Automating leak detection
The first generation of automated gas detectors was wired into designated locations across a facility. But the larger the site, the less economical it is to design, purchase conduit and wiring, and install the system. Even though the wired solutions provide 24/7 monitoring, they can only do so in a limited number of locations. However, recent developments in wireless communications and energy-efficient battery-powered transmitters have made it cost-efficient to have many different detection points. Wireless detectors can be installed at as little as one-third the cost of a wired system.
Also, using wireless transmitters based on open, nonproprietary communications protocols, such as WirelessHART, adds more cost savings and flexibility. HART is the most commonly used industrial protocol, which means that many companies will already have networks in place, making it easier to plug in for secure data transmission. The fact that modern battery-powered transmitters can run up to five years without needing to recharge the battery reduces costs further by simplifying maintenance and installation. Additional benefits of modern wireless transmitters include easier calibration, ability to change batteries and sensors in classified areas without a hot work permit and universal mounting.
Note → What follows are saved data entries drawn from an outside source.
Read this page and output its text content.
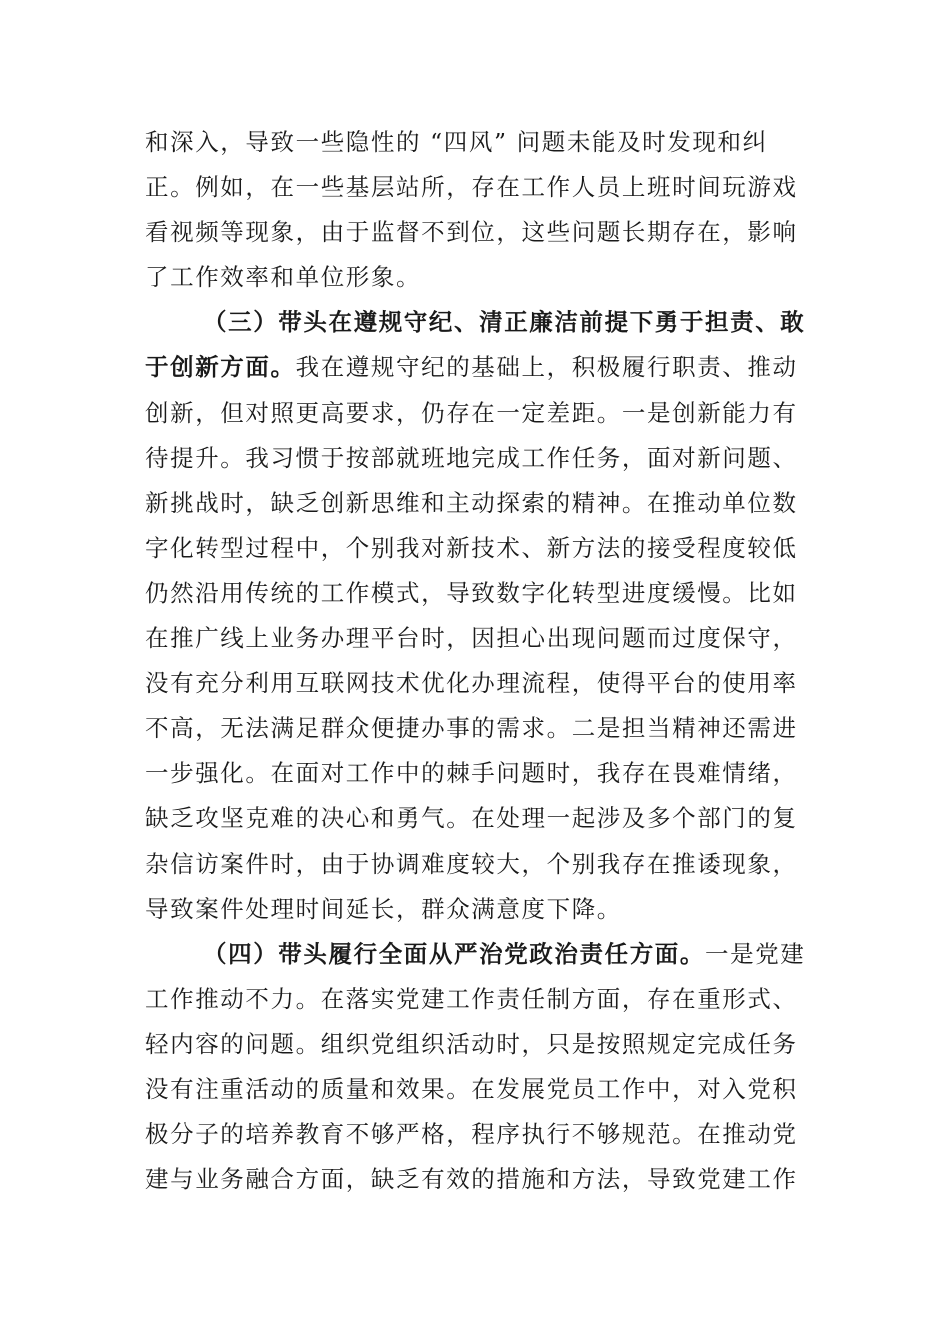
和深入，导致一些隐性的 “四风” 问题未能及时发现和纠
正。例如，在一些基层站所，存在工作人员上班时间玩游戏
看视频等现象，由于监督不到位，这些问题长期存在，影响
了工作效率和单位形象。
（三）带头在遵规守纪、清正廉洁前提下勇于担责、敢
于创新方面。我在遵规守纪的基础上，积极履行职责、推动
创新，但对照更高要求，仍存在一定差距。一是创新能力有
待提升。我习惯于按部就班地完成工作任务，面对新问题、
新挑战时，缺乏创新思维和主动探索的精神。在推动单位数
字化转型过程中，个别我对新技术、新方法的接受程度较低
仍然沿用传统的工作模式，导致数字化转型进度缓慢。比如
在推广线上业务办理平台时，因担心出现问题而过度保守，
没有充分利用互联网技术优化办理流程，使得平台的使用率
不高，无法满足群众便捷办事的需求。二是担当精神还需进
一步强化。在面对工作中的棘手问题时，我存在畏难情绪，
缺乏攻坚克难的决心和勇气。在处理一起涉及多个部门的复
杂信访案件时，由于协调难度较大，个别我存在推诿现象，
导致案件处理时间延长，群众满意度下降。
（四）带头履行全面从严治党政治责任方面。一是党建
工作推动不力。在落实党建工作责任制方面，存在重形式、
轻内容的问题。组织党组织活动时，只是按照规定完成任务
没有注重活动的质量和效果。在发展党员工作中，对入党积
极分子的培养教育不够严格，程序执行不够规范。在推动党
建与业务融合方面，缺乏有效的措施和方法，导致党建工作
Unleashing the potential of natural gas
As the use of natural gas continues to grow, the need to minimize leaks in storing and transporting will grow with it. The current system for detecting, locating and fixing is not cost effective for the operator. Separating the tasks of detecting leaks and locating leaks makes it easier to automate the detection process so that the more time-consuming process of locating the leak can be used only when triggered. As more companies adopt this process, the result will be a cleaner environment and safer, more economical natural gas operations.
Andrew Liptak is a product manager at United Electric Controls. He is responsible for management and growth of the gas detection product line. Liptak is experienced in developing products based on voice of the customer, and he has participated in several R&D projects from inception to launch. Liptak holds a Bachelor of Science in chemical engineering from Rensselaer Polytechnic Institute in New York.